Monday, September 7, 2015

The challenges of a single mother in Singapore

Sunday Sep 6, 2015

"I am a single mother," the lady with the cat that has an itchy chin told me when I remarked that I had not seen her husband. Her two daughters are grown up to be young adults at college.  Today, being Sunday, the younger daughter did not want to accompany her to the vet while the older one had something to do. Sometimes both came.

"Your daughters must be sleeping late," I said. "Playing multi-role computer games."
"No," the mother said. "Watching you tube videos."

The younger Singaporeans and the others in developed countries apparently do not sleep early.

"How do you cope being a single mother?" I told her I would be all exhausted raising 2 young daughters alone and having to work.

"I have a good domestic helper for the past 14 years," she told me. In recent years, the children had grown up. The maid woke up at 8 am and has every Sunday off. There was not much house work to do and so she even ironed the T-shirts. However, she was a good maid with no outside lovers. Her 17-year-old son wanted her to go home and so she resigned.
"Many maids do not save up," I said. "The husband does not work at home and always ask for money. He will entertain the villager friends drinking. The family members and relatives ask for money. Friends ask for loans which will not be paid."  So they go home without savings.

"Her brother asked her for money to pay for his wedding," the lady told me she saw her maid crying  because she had incurred a debt of 100% of the loan in 6 months. She had borrowed $1,500 for the wedding and the debt became $3,000 in 6 months.

This kind lady paid off her debt with instalments to be deducted from her salary. Since she wanted to resign to be with her teenaged son, the lady let her go.
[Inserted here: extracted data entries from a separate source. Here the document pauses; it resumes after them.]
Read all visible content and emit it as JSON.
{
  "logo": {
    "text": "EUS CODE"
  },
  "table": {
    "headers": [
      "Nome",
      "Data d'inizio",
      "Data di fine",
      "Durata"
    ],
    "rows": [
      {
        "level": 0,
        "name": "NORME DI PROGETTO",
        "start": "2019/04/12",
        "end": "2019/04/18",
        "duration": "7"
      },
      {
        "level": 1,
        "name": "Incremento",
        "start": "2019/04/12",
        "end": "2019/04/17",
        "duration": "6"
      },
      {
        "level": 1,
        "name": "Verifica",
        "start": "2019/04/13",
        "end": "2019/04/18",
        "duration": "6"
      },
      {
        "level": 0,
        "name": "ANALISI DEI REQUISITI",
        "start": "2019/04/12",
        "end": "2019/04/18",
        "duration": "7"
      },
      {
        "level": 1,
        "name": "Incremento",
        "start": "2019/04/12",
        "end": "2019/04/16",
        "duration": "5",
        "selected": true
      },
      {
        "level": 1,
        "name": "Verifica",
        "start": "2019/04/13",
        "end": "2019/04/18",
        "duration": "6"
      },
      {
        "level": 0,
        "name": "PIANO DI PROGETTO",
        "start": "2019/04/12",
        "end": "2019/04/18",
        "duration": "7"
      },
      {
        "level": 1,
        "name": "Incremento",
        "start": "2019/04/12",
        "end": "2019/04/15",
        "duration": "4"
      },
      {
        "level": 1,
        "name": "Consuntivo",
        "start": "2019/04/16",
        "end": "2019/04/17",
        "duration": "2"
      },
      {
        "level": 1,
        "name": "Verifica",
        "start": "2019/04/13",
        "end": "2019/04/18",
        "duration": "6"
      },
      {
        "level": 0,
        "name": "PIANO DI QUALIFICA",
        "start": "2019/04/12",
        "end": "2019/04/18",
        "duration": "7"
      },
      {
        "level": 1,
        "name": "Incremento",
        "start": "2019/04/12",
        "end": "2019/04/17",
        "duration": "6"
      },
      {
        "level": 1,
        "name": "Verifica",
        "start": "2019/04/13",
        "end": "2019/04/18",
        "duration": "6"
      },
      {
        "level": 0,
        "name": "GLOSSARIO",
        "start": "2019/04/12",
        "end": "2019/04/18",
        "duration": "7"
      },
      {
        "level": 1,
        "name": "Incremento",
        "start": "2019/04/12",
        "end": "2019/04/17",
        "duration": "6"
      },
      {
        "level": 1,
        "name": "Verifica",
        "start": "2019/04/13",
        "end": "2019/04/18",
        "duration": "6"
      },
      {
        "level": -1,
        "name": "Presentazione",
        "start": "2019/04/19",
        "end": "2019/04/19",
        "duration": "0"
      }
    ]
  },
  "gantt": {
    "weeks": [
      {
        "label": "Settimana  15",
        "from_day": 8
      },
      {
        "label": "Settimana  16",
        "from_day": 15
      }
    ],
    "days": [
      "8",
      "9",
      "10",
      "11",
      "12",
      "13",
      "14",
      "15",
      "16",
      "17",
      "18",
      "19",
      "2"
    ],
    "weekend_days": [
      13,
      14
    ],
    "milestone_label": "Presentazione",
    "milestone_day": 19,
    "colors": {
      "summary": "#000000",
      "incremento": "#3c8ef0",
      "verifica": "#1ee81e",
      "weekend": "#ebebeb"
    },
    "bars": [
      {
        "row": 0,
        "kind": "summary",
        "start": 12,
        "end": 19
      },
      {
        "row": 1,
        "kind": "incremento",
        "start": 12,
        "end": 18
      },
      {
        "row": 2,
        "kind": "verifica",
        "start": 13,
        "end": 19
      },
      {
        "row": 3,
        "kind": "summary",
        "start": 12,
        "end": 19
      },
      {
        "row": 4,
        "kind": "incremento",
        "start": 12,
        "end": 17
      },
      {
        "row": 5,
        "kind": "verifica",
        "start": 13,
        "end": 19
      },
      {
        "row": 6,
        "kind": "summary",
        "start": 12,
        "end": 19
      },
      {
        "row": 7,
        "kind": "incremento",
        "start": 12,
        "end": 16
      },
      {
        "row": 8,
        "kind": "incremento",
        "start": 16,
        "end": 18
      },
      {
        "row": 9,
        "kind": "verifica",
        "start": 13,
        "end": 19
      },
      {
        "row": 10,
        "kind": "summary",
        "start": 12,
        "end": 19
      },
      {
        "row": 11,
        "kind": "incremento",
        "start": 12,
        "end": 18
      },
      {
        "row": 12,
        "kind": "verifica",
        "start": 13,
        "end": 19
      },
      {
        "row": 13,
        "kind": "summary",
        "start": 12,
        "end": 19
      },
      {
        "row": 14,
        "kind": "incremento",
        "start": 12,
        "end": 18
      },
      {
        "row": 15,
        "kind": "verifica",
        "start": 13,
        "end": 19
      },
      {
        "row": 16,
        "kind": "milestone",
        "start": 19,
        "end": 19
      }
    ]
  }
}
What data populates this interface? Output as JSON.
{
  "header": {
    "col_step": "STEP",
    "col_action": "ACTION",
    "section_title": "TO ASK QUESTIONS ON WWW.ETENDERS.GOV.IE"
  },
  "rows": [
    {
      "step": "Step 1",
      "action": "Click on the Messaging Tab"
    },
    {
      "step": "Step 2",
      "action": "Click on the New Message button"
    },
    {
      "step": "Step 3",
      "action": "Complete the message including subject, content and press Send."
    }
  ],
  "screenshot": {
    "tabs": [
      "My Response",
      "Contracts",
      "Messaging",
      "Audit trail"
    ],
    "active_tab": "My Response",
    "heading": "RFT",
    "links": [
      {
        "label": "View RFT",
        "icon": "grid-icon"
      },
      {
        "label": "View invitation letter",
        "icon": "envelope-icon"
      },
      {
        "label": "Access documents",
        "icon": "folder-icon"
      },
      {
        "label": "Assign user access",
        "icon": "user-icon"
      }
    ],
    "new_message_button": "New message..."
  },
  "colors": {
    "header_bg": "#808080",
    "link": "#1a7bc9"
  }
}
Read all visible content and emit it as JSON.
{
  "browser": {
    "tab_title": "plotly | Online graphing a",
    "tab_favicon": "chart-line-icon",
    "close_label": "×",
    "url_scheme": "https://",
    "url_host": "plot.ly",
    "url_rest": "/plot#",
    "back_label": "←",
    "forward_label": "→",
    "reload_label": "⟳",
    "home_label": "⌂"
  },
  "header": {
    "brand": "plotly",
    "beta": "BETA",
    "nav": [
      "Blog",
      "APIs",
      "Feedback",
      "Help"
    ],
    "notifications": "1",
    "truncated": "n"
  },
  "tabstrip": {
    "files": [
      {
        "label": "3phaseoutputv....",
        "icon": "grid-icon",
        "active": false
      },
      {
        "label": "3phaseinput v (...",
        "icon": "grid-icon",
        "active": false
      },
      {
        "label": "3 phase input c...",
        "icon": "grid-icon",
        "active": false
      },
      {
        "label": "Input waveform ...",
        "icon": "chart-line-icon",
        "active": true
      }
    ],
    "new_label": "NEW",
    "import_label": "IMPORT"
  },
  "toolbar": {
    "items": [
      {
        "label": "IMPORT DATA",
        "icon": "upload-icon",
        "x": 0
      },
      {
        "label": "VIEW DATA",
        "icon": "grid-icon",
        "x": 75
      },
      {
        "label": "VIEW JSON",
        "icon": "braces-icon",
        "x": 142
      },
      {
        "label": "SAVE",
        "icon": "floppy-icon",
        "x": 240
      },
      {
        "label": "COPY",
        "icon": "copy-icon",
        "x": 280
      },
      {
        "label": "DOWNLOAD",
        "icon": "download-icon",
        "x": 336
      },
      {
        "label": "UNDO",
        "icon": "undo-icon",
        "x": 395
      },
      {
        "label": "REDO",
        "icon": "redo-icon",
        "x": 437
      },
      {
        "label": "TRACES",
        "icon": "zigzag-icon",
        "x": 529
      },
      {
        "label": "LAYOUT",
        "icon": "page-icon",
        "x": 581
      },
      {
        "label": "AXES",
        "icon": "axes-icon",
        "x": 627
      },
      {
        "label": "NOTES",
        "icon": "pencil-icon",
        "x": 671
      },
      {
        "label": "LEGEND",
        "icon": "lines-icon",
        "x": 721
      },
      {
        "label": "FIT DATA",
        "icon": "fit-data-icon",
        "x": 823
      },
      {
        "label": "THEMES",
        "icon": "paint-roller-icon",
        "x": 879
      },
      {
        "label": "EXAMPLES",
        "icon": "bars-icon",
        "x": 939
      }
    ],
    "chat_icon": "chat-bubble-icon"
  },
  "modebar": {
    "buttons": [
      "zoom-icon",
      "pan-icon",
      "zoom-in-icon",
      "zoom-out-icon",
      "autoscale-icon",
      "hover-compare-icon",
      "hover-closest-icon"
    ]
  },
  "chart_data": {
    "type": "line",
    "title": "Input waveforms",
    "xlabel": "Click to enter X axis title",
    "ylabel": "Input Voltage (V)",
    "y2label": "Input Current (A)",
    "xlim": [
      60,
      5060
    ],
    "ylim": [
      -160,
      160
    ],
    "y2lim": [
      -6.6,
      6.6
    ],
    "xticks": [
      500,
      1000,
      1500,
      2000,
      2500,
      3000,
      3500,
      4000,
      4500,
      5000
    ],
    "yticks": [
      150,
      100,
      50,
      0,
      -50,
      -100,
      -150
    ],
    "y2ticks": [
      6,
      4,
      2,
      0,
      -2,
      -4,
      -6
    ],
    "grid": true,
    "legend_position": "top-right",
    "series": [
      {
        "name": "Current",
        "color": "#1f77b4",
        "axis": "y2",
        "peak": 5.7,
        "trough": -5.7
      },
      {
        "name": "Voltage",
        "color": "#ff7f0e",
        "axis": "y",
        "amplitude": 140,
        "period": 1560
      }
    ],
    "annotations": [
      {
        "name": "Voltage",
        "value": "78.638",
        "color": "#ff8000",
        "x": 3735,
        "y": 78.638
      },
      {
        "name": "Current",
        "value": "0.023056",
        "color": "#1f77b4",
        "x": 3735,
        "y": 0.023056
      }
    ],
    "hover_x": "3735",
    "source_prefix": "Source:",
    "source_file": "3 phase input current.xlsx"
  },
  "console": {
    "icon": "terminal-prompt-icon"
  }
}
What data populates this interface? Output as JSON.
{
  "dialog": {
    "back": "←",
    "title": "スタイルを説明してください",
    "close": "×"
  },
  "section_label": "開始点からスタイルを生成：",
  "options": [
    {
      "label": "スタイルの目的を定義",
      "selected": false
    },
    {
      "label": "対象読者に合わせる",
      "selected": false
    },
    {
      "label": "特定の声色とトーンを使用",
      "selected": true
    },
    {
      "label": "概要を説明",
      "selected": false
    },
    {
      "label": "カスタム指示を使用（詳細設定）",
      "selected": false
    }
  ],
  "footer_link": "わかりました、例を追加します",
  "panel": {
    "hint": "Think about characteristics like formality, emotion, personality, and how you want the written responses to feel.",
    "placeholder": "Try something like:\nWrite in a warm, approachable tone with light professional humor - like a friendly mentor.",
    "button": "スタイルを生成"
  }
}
She did not need any maid and would have saved the US$450 monthly fee plus the government's maid levy.

Back home, the maid had to go for an operation for a cyst removal and phoned for money.
"How much?" I asked.
"15,000 pesos," she said.
"That is a lot of money."
"Well, it is S$400," the kind lady wired the money.

After 14 years working in Singapore, this domestic worker had helped considerably in looking after the 2 daughters and had sacrificed her motherhood as she left her 3-year-old son to work far away, seeing him, one month every 2 years. She was paid double as most maids got paid S$300 a month. The employer is good. I hope she will be happy with her family now.  
"There's a single lady I know," I said to this lady. "She has two Primary School daughters by different men. The elder one was from a married man, but the younger one is from a single man. She will not marry him!

"She is self-employed and she is so thin now," I really cannot understand how single mothers cope.
Single mothers don't get the same maternal and housing benefits as married mothers and so it must be very tough for them.